Abstract

Background: Cardiovascular disease (CVD) and sudden cardiac death (SCD) among young athletes (YA) remains consistent and continues to influence preventative practices and pre-screening debate. In the United States, screening for SCD in young athletes follows the American Heart Association 12-step screening questions focusing on personal history, family history, and physical examination. The European Society of Cardiology (ESC) outlines a pre-participation screening (PPS) method to minimize SCD and cardiac arrest (CA) by using family history, athlete’s history in sports, physical examination, and a resting 12-lead ECG. Negative findings allow athlete to continue with sports, whereas positive findings require athletes to continue with additional diagnostic tests (echo, stress test, etc.) Method: Using the U.S. National Registry of Sudden Death in Athletes from the National Heart, Lung, and Blood Institute Working Group, we analyzed the annual mortality rates of sudden cardiac death in young athletes in the U.S. compared to the sudden cardiac death rates as reported through the Veneto study. Results: In a 1980-2006 study, using the U.S. National Registry of Sudden Death in Athletes, 1866 sudden deaths were evaluated finding 690 cases were correlated to CVD, with a leading cause of hypertrophic cardiomyopathy.

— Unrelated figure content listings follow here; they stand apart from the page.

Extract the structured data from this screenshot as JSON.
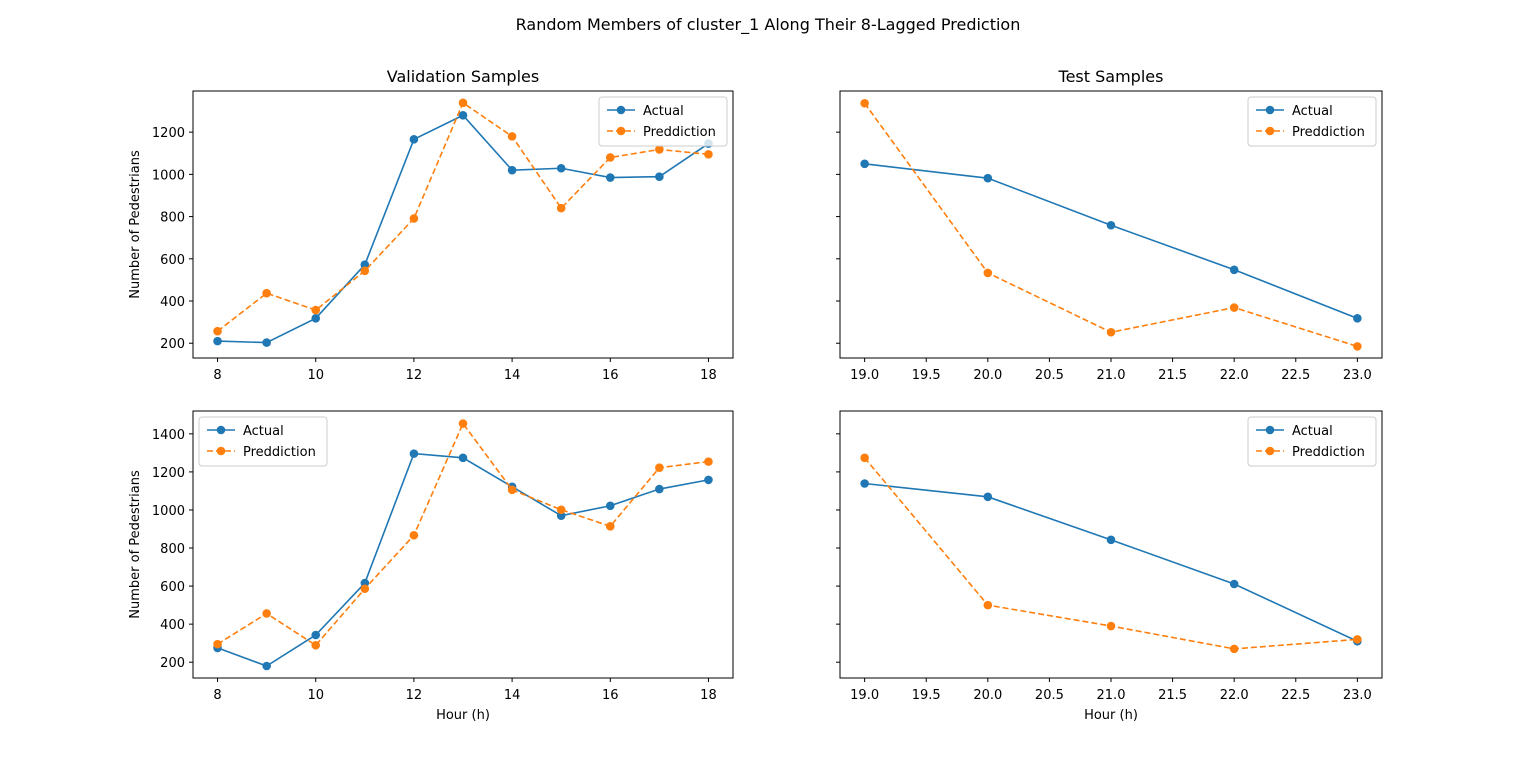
{
  "figure": {
    "title": "Random Members of cluster_1 Along Their 8-Lagged Prediction",
    "colors": {
      "actual": "#1f77b4",
      "prediction": "#ff7f0e"
    }
  },
  "chart_data": [
    {
      "type": "line",
      "title": "Validation Samples",
      "xlabel": "",
      "ylabel": "Number of Pedestrians",
      "x": [
        8,
        9,
        10,
        11,
        12,
        13,
        14,
        15,
        16,
        17,
        18
      ],
      "xlim": [
        7.5,
        18.5
      ],
      "ylim": [
        130,
        1395
      ],
      "xticks": [
        8,
        10,
        12,
        14,
        16,
        18
      ],
      "yticks": [
        200,
        400,
        600,
        800,
        1000,
        1200
      ],
      "xtick_labels": [
        "8",
        "10",
        "12",
        "14",
        "16",
        "18"
      ],
      "ytick_labels": [
        "200",
        "400",
        "600",
        "800",
        "1000",
        "1200"
      ],
      "show_ytick_labels": true,
      "grid": false,
      "legend": "upper right",
      "series": [
        {
          "name": "Actual",
          "style": "solid",
          "values": [
            210,
            203,
            318,
            572,
            1166,
            1280,
            1020,
            1029,
            985,
            989,
            1146
          ]
        },
        {
          "name": "Preddiction",
          "style": "dashed",
          "values": [
            257,
            437,
            357,
            543,
            791,
            1339,
            1180,
            840,
            1080,
            1118,
            1095
          ]
        }
      ]
    },
    {
      "type": "line",
      "title": "Test Samples",
      "xlabel": "",
      "ylabel": "",
      "x": [
        19,
        20,
        21,
        22,
        23
      ],
      "xlim": [
        18.8,
        23.2
      ],
      "ylim": [
        130,
        1395
      ],
      "xticks": [
        19.0,
        19.5,
        20.0,
        20.5,
        21.0,
        21.5,
        22.0,
        22.5,
        23.0
      ],
      "yticks": [
        200,
        400,
        600,
        800,
        1000,
        1200
      ],
      "xtick_labels": [
        "19.0",
        "19.5",
        "20.0",
        "20.5",
        "21.0",
        "21.5",
        "22.0",
        "22.5",
        "23.0"
      ],
      "ytick_labels": [],
      "show_ytick_labels": false,
      "grid": false,
      "legend": "upper right",
      "series": [
        {
          "name": "Actual",
          "style": "solid",
          "values": [
            1050,
            982,
            759,
            548,
            318
          ]
        },
        {
          "name": "Preddiction",
          "style": "dashed",
          "values": [
            1337,
            533,
            252,
            369,
            185
          ]
        }
      ]
    },
    {
      "type": "line",
      "title": "",
      "xlabel": "Hour (h)",
      "ylabel": "Number of Pedestrians",
      "x": [
        8,
        9,
        10,
        11,
        12,
        13,
        14,
        15,
        16,
        17,
        18
      ],
      "xlim": [
        7.5,
        18.5
      ],
      "ylim": [
        117,
        1520
      ],
      "xticks": [
        8,
        10,
        12,
        14,
        16,
        18
      ],
      "yticks": [
        200,
        400,
        600,
        800,
        1000,
        1200,
        1400
      ],
      "xtick_labels": [
        "8",
        "10",
        "12",
        "14",
        "16",
        "18"
      ],
      "ytick_labels": [
        "200",
        "400",
        "600",
        "800",
        "1000",
        "1200",
        "1400"
      ],
      "show_ytick_labels": true,
      "grid": false,
      "legend": "upper left",
      "series": [
        {
          "name": "Actual",
          "style": "solid",
          "values": [
            275,
            180,
            343,
            616,
            1296,
            1274,
            1122,
            970,
            1022,
            1110,
            1158
          ]
        },
        {
          "name": "Preddiction",
          "style": "dashed",
          "values": [
            295,
            456,
            289,
            586,
            867,
            1454,
            1106,
            1001,
            914,
            1222,
            1254
          ]
        }
      ]
    },
    {
      "type": "line",
      "title": "",
      "xlabel": "Hour (h)",
      "ylabel": "",
      "x": [
        19,
        20,
        21,
        22,
        23
      ],
      "xlim": [
        18.8,
        23.2
      ],
      "ylim": [
        117,
        1520
      ],
      "xticks": [
        19.0,
        19.5,
        20.0,
        20.5,
        21.0,
        21.5,
        22.0,
        22.5,
        23.0
      ],
      "yticks": [
        200,
        400,
        600,
        800,
        1000,
        1200,
        1400
      ],
      "xtick_labels": [
        "19.0",
        "19.5",
        "20.0",
        "20.5",
        "21.0",
        "21.5",
        "22.0",
        "22.5",
        "23.0"
      ],
      "ytick_labels": [],
      "show_ytick_labels": false,
      "grid": false,
      "legend": "upper right",
      "series": [
        {
          "name": "Actual",
          "style": "solid",
          "values": [
            1139,
            1069,
            843,
            611,
            310
          ]
        },
        {
          "name": "Preddiction",
          "style": "dashed",
          "values": [
            1274,
            500,
            390,
            270,
            320
          ]
        }
      ]
    }
  ]
}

Research shows that every 3 days in the U.S., we lose an athlete to SCD. A study from 1979-2004 in the Veneto region in Italy reported an annual SCD incidence of 1.9 deaths/100,000 person-years in screened young athletes and 0.79 deaths/100,000 person-years in unscreened nonathletic participants. Additionally, the study found an 89% decrease in SCD in athletes with 3.6/100,000 person-years from 1979-1980 and a reported 0.4/100,000 person-years in 2003-2004. Conclusion: In the U.S., 690 sudden cardiac deaths out of 1866 sudden deaths (leading cause as hypertrophic cardiomyopathy) may have been detected using the PPS by adding an ECG to the pre-screening examination. It remains significant that the Veneto study demonstrated little change in SCD in unscreened non-athletes throughout 1979-2004 but notes a significant 89% decrease in SCD in screened athletes paralleling with the 1982 implementation of pre-participation screening.